Dans tous les pays à constitution parlementaire la question se pose. Faut-il un ministre «technique» ou un ministre «politique» ?

Un ministre technique est celui qui a pour pratique exclusive de gérer son ministère comme il le pourrait pour n'importe quelle autre administration. Il gère les personnels, les budgets et bien d'autres missions comme la représentation et la négociation sur toutes choses. On dit qu'il est «technocratique», au même titre que les hauts fonctionnaires.

Dans un grand nombre de cas, ils sont des «ministres issus de la société civile». C'est-à-dire des personnes hors de la bataille politique et qui sont recrutés pour leur notoriété et/ou leurs compétences dans les domaines de leur origine professionnelle.

Un «ministre politique» est celui qui est engagé dans le débat politique en étant soit un élu ou soit un responsable dans un parti politique. Il est donc pleinement dans la confrontation politique légitime.

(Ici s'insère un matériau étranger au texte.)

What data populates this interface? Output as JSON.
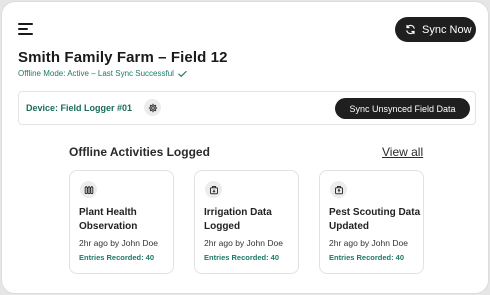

Un ministre peut être bien évidemment les deux en cumulant les deux attributs précédents. La dénomination «technocratique» ou «politique» est dans la marque principale et visible de son action et de ses prises de paroles. Puis ensuite, la distinction entre les deux n'est en aucune manière un statut constitutionnel. Elle relève du choix du Chef de l'exécutif, les constitutions ne prévoient jamais une telle répartition. Tout au moins dans certains gouvernements il est prévu des rangs protocolaires mais définis par l'usage et non par les constitutions.

Les bases étant posées, il me faut maintenant assumer ma position tranchée. Je suis absolument contre la tentation de nommer des ministres technocratiques ou issus de la société civile pour des charges régaliennes du gouvernement. Et j'ai une grande tentation pour élargir ma pensée à quasiment tous les autres ministères.

Tout d'abord par l'expérience qui prouve que cela mène à un échec, à l'exception de certains exemples qui marquent l'histoire gouvernementale. Prétendre qu'un ministre de la Santé doit être un médecin, un ministre de l'Industrie, un ingénieur, et celui de l'Agriculture, un agriculteur, est une aberration.

À quoi serviraient les hauts fonctionnaires des directions générales ? C'est normalement eux qui ont la compétence technique approfondie.

Que ferait-on lorsqu'un ministre est nouveau ? Il aurait la science infuse et prendrait immédiatement en charge des centaines de dossiers urgents ? Ce n'est pas pensable. Les hauts fonctionnaires des directions générales représentent donc la continuité des Services administratifs de l'État. Sans eux, pas d'administration ministérielle possible.

L'échec est encore pire lorsque la personnalité «civile» est recrutée pour sa notoriété populaire. Là, c'est tout simplement un désastre, le ministre ne serait que la caution médiatique. La république entre alors dans le show médiatique et people. Ce n'est plus la république mais la montée des marches du Festival de Cannes.

Puis ensuite, une autre raison est encore plus fondamentale. Dans un régime parlementaire démocratique (seulement démocratique) le gouvernement est le lien avec la représentation des élus parlementaires. C'est la base du régime parlementaire.

Un gouvernement est un «exécutif», cela veut bien dire qu'il exécute car il est le dépositaire indirect de la volonté populaire. Sa légitimité vient des parlementaires qui adoubent sa nomination ou le déchoient. Il prend toutes les initiatives pour gouverner mais en parfait accord avec la majorité parlementaire qui valide, par un vote, ses lois, parfois les propose. Tout cela est, en fait, la responsabilité d'un gouvernement mais il est une évidence que le ministre en fait partie.

On a tendance à l'oublier car d'une part, c'est lui qui est à la lumière de l'action et en donne une image de puissance sans contrôle. Puis aussi et surtout, la dérive des pratiques est absolument regrettable lorsque le Parlement n'est qu'une représentation de «godillots» avec autant de pouvoirs que je n'en n'ai pour nommer le roi des Tatares.

Le ministre doit, donc, savoir porter et exécuter les projets issus du choix des électeurs à travers la représentation nationale. Il doit être capable de les défendre avec une voix politique. Il doit ferrailler avec elle pour la convaincre. Pour cela, il use de tous les pouvoirs (en accord avec le gouvernement et son chef) que la Constitution lui confère mais en sachant que le dernier mot doit être au Parlement.

Un ministre (comme le chef de l'exécutif) qui serait quasiment éternel ne représente pas une normalité démocratique. Cela voudrait dire que les alternances politiques n'existent pas ou sont très rares. Et là, nous aurions un souci pour parler de démocratie parlementaire.

Une démocratie est l'émanation des volontés populaires ou ne l'est pas. Un ministre est donc politique ou ne l'est pas.